A second sign of kidney cancer is lower back pain, which is often dull in nature. Cancer may involve kidney bands or invasion of surrounding organs, pain may appear in the middle and late stages, when the abdomen is often accompanied by mass. The kidney has a strong compensatory capacity, and the removal of a kidney does not affect the physiological function. One side kidney cancer should be actively excised and can achieve better results.

Early signs of kidney cancer

The three main signs of kidney cancer are hematuria, pain and lumps. In particular, painless hematuria is the earliest symptom, often ignored by people. It is described as follows:

(1) hematuria: most of them are sudden gross hematuria without pain or any discomfort symptoms, which often occurs intermittently and can be stopped by itself without being noticed; Until repeated attacks, before going to the hospital for examination; At this time, repeated attacks indicated that the collection and arrangement of the network had invaded the renal pelvis and calyces and was not in the early stage. If attention is paid to the first hematuria, early treatment can obtain better results.

(2) lumbago: it is the result of tumor enlargement involving renal capsule and compression of peripheral nerve and intramuscular tissue. Be lumbar or on abdomen more blunt pain, occasionally clot is blocked when classics ureter eduction and produce violent colic, easy be mistaken for the stone that is kidney or ureter and delay diagnosis and treatment.

(3) waist mass: when the tumor tissue grows to a large size, the patient lies on the side, and the mass can be felt in the waist or upper abdomen. If the mass and surrounding tissue adhesion, fixation, not easy to promote, more is late.
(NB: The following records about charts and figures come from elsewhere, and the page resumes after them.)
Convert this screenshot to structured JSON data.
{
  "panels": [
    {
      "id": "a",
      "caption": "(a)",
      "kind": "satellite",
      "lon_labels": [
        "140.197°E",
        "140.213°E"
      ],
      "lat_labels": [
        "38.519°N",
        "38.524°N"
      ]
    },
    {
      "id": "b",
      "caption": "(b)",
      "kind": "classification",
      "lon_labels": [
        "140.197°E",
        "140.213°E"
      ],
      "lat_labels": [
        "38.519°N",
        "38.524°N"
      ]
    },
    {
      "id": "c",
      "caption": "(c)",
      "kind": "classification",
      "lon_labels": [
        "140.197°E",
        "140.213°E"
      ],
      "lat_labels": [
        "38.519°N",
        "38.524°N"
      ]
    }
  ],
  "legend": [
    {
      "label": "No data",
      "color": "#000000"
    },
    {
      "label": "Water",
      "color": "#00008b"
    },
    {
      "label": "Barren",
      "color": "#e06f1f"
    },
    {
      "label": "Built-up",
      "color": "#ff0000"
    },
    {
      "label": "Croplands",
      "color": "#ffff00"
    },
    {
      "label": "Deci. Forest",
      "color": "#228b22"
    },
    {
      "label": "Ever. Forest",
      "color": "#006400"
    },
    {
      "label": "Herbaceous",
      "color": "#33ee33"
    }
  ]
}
Kidney cancer is often accompanied by other non-urinary symptoms, such as fatigue, lack of energy, loss of appetite, indigestion, nausea, constipation, and fever, weight loss, anemia, and abnormal liver function. If you find the above symptoms, you should immediately go to the hospital for examination.

For kidney cancer

(1) routine examination of urine: about 10%-20% of renal cancer patients have only hematuria under the microscope: there is no hematuria visible to the naked eye, and there is still hematuria under the microscope during the intermittent period of hematuria, so the urine specimens should be sent for microscopic examination collected by the medical education network.

(2) b-ultrasound examination: this examination is safe and convenient, and it can detect the early renal cancer of 1-2 cm in size without any symptoms in the clinical flow. The accuracy of qualitative and positioning was 93.3%. Therefore, only a simple b ultrasound examination can be preliminary diagnosis.
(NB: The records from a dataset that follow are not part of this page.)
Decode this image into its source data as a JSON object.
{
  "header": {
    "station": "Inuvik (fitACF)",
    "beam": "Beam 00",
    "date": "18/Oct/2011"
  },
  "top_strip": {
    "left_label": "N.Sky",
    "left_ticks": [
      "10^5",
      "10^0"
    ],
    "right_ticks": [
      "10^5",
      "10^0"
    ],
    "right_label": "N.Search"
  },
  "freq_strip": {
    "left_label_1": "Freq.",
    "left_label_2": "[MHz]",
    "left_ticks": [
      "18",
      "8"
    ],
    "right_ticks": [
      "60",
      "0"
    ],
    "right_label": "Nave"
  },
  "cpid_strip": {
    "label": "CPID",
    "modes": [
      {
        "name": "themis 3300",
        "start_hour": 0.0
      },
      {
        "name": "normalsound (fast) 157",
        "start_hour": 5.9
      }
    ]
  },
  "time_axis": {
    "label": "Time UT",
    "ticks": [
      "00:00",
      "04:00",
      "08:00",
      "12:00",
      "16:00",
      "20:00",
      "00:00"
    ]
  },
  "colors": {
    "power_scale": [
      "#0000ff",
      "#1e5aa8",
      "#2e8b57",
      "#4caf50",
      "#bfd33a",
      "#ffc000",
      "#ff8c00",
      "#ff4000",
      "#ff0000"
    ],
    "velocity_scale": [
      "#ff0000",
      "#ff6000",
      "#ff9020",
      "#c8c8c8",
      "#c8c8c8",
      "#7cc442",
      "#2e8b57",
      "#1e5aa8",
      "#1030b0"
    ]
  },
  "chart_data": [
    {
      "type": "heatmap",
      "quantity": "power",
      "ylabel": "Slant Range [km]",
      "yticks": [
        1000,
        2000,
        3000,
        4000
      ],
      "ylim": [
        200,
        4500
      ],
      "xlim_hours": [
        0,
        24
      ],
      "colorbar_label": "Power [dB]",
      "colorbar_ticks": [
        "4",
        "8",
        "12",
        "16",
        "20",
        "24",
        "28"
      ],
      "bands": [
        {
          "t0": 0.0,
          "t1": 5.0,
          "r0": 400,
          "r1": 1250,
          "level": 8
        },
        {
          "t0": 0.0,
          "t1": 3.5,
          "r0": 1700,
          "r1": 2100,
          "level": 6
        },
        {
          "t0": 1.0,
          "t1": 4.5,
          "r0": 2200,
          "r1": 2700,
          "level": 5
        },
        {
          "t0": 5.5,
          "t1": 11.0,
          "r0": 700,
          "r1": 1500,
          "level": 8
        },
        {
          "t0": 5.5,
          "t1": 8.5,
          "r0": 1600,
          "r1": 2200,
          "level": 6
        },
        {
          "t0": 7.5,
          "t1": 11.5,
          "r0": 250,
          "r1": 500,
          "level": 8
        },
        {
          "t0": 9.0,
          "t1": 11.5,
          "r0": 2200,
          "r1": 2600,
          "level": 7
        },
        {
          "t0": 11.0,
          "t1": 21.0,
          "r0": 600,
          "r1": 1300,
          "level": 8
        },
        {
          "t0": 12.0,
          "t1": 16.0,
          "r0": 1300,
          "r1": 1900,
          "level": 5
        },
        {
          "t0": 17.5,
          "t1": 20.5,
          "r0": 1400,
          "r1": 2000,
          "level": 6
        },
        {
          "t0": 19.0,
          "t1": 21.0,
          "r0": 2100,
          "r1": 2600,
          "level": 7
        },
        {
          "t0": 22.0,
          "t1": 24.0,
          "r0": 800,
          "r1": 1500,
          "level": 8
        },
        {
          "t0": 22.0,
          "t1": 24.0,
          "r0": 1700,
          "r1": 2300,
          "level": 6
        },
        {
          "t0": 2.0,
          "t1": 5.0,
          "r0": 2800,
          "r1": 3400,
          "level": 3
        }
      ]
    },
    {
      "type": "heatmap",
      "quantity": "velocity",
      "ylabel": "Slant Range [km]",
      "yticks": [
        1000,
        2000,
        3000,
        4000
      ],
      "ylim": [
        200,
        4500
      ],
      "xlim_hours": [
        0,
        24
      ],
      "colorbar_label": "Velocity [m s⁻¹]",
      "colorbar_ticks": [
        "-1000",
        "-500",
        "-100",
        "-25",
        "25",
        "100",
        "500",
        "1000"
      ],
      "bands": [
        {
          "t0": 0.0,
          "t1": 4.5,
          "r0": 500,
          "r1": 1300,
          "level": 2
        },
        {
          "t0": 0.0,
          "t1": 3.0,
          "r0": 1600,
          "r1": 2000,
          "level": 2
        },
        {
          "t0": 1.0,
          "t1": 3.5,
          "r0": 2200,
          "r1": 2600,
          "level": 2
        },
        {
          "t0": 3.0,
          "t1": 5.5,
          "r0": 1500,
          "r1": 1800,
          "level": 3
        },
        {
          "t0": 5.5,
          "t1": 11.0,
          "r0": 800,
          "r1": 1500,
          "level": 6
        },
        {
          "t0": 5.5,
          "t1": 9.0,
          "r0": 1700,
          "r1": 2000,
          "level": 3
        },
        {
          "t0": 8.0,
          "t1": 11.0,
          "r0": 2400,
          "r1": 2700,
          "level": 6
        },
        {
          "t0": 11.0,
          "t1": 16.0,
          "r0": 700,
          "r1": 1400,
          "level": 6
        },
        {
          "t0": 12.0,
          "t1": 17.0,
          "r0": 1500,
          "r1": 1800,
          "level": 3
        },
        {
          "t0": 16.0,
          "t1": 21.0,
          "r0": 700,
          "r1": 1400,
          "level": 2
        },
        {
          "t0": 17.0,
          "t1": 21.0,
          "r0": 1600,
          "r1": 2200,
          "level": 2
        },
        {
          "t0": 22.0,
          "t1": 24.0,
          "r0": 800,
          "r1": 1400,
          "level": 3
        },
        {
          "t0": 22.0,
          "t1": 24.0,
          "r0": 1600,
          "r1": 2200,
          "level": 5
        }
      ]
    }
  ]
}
(3) ct and mri examination: it can show different density of tumor and images of different sections, as well as the extent of tumor invasion or metastasis to surrounding tissues and adjacent organs. Provide important basis for surgical treatment.
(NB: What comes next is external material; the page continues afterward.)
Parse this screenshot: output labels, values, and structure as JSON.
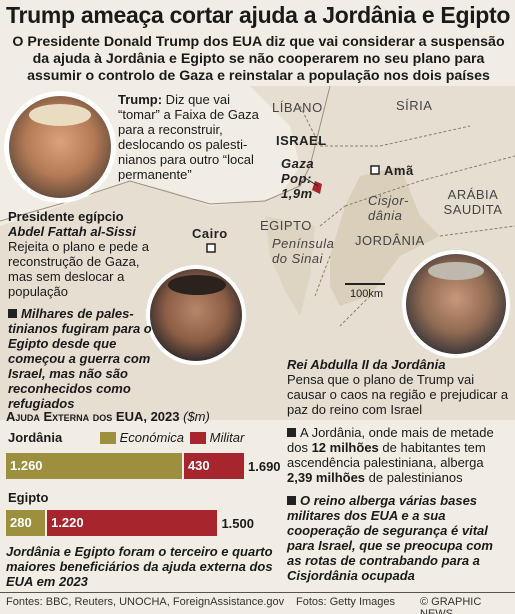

(4) urography: including intravenous pyelography and retrograde pyelography. Urography is difficult to detect when the cancer is not pressing on the renal drainage system. The renal pelvis and calyces may be deformed, narrow, elongated, or filling defect if the renal drainage system is invaded or obstructed. If the tumor is large and severely damaged, the excretory angiography is not obvious.